A brilliant performance, but a dead end

Today, A Face in the Crowd is widely regarded as a classic—eerily prescient in its portrayal of media influence and personality-driven power. But in 1957, audiences weren’t quite ready for it. “At the time,” explains De Vise, “A Face in the Crowd got middling reviews. A lot of people didn’t get it, so it probably wasn’t considered a huge hit at the time, either critically or commercially. And it was one of a string of tragedies in Andy’s life that he wasn’t able to convert the success of that movie into more great film roles, because his next film, Onionhead, was a flop. And then he didn’t make, I believe, another film until after The Andy Griffith Show.”
Even Kazan, who had recognized Griffith’s potential, was frustrated by what followed and saw the television medium as a step down. “From Andy Griffith’s own perspective,” points out the biographer, “it was his only play, because after A Face in the Crowd, he struck out in cinema.”
The birth of Mayberry

And that’s where the story takes its most fascinating turn, because the failure of A Face in the Crowd to launch Griffith as a film star, more or less forced him to pivot toward television and something “quieter,” like Mayberry.
When The Andy Griffith Show premiered in 1960, it presented audiences with a version of Griffith that felt worlds away from Lonesome Rhodes. Gone was the manipulative firebrand and in his place was Sheriff Andy Taylor, who was patient, thoughtful and, most of all, grounded. But if you look closely, the connection between the two roles becomes clear. Lonesome Rhodes showed what Griffith could become when charisma turned dark, while Andy Taylor demonstrated what that same charisma looked like when guided by empathy. It’s a fascinating contrast.

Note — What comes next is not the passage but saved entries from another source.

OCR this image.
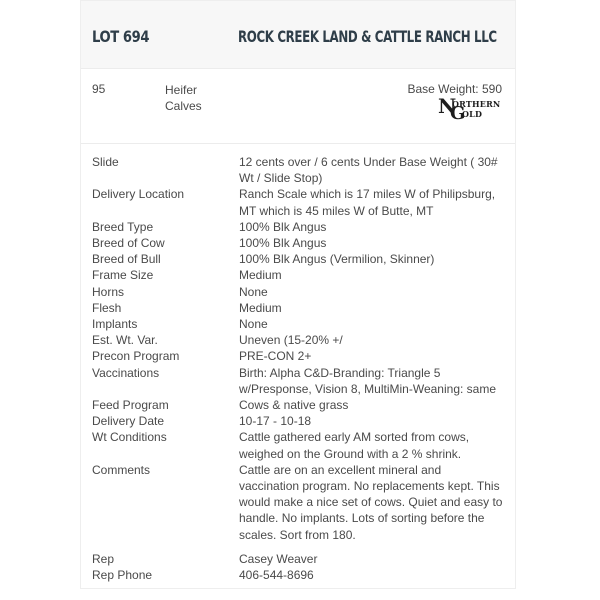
LOT 694	ROCK CREEK LAND & CATTLE RANCH LLC
95	Heifer Calves
Base Weight: 590
N
ORTHERN
G
OLD
Slide	12 cents over / 6 cents Under Base Weight ( 30# Wt / Slide Stop)
Delivery Location	Ranch Scale which is 17 miles W of Philipsburg, MT which is 45 miles W of Butte, MT
Breed Type	100% Blk Angus
Breed of Cow	100% Blk Angus
Breed of Bull	100% Blk Angus (Vermilion, Skinner)
Frame Size	Medium
Horns	None
Flesh	Medium
Implants	None
Est. Wt. Var.	Uneven (15-20% +/
Precon Program	PRE-CON 2+
Vaccinations	Birth: Alpha C&D-Branding: Triangle 5 w/Presponse, Vision 8, MultiMin-Weaning: same
Feed Program	Cows & native grass
Delivery Date	10-17 - 10-18
Wt Conditions	Cattle gathered early AM sorted from cows, weighed on the Ground with a 2 % shrink.
Comments	Cattle are on an excellent mineral and vaccination program. No replacements kept. This would make a nice set of cows. Quiet and easy to handle. No implants. Lots of sorting before the scales. Sort from 180.
Rep	Casey Weaver
Rep Phone	406-544-8696
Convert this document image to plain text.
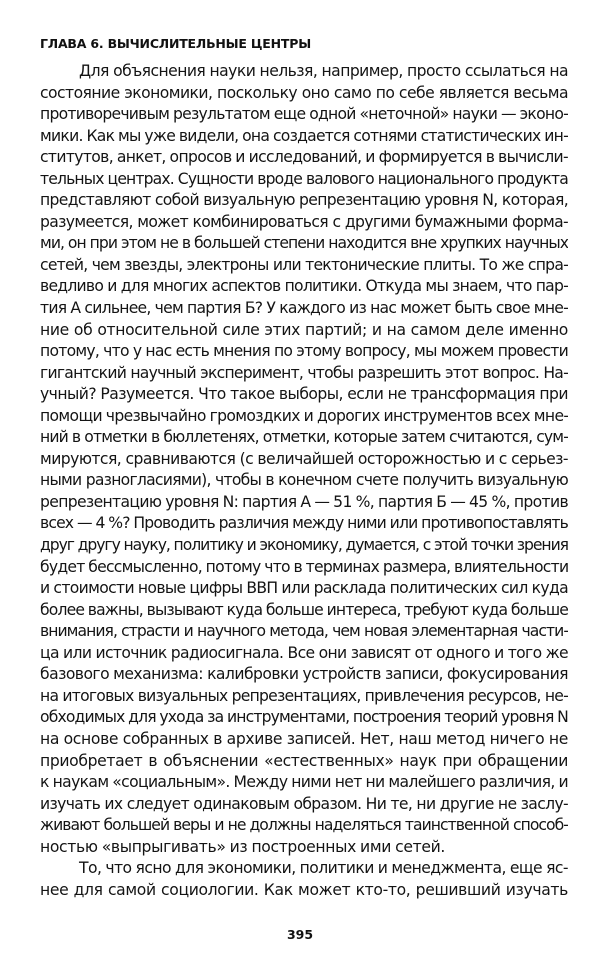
ГЛАВА 6. ВЫЧИСЛИТЕЛЬНЫЕ ЦЕНТРЫ
Для объяснения науки нельзя, например, просто ссылаться на
состояние экономики, поскольку оно само по себе является весьма
противоречивым результатом еще одной «неточной» науки — эконо-
мики. Как мы уже видели, она создается сотнями статистических ин-
ститутов, анкет, опросов и исследований, и формируется в вычисли-
тельных центрах. Сущности вроде валового национального продукта
представляют собой визуальную репрезентацию уровня N, которая,
разумеется, может комбинироваться с другими бумажными форма-
ми, он при этом не в большей степени находится вне хрупких научных
сетей, чем звезды, электроны или тектонические плиты. То же спра-
ведливо и для многих аспектов политики. Откуда мы знаем, что пар-
тия А сильнее, чем партия Б? У каждого из нас может быть свое мне-
ние об относительной силе этих партий; и на самом деле именно
потому, что у нас есть мнения по этому вопросу, мы можем провести
гигантский научный эксперимент, чтобы разрешить этот вопрос. На-
учный? Разумеется. Что такое выборы, если не трансформация при
помощи чрезвычайно громоздких и дорогих инструментов всех мне-
ний в отметки в бюллетенях, отметки, которые затем считаются, сум-
мируются, сравниваются (с величайшей осторожностью и с серьез-
ными разногласиями), чтобы в конечном счете получить визуальную
репрезентацию уровня N: партия А — 51 %, партия Б — 45 %, против
всех — 4 %? Проводить различия между ними или противопоставлять
друг другу науку, политику и экономику, думается, с этой точки зрения
будет бессмысленно, потому что в терминах размера, влиятельности
и стоимости новые цифры ВВП или расклада политических сил куда
более важны, вызывают куда больше интереса, требуют куда больше
внимания, страсти и научного метода, чем новая элементарная части-
ца или источник радиосигнала. Все они зависят от одного и того же
базового механизма: калибровки устройств записи, фокусирования
на итоговых визуальных репрезентациях, привлечения ресурсов, не-
обходимых для ухода за инструментами, построения теорий уровня N
на основе собранных в архиве записей. Нет, наш метод ничего не
приобретает в объяснении «естественных» наук при обращении
к наукам «социальным». Между ними нет ни малейшего различия, и
изучать их следует одинаковым образом. Ни те, ни другие не заслу-
живают большей веры и не должны наделяться таинственной способ-
ностью «выпрыгивать» из построенных ими сетей.
То, что ясно для экономики, политики и менеджмента, еще яс-
нее для самой социологии. Как может кто-то, решивший изучать
395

For Griffith himself, the change may have been a way for him to step back from a role that had taken more out of him than audiences ever realized. De Vise notes that after fully immersing himself in Lonesome Rhodes, Griffith had to find his way back: “I can’t overstate that he became more like the Lonesome Rhodes character while he was playing him, and probably had to chill out and decompress after that role, and then became more normal again afterwards.”
That “more normal” version of Andy Griffith is the one audiences embraced for eight seasons—and continue to embrace today as they return to Mayberry. But what’s interesting is that without the failure of one, the other might never have existed. While A Face in the Crowd didn’t make him a movie star, it did put him on the road to Mayberry.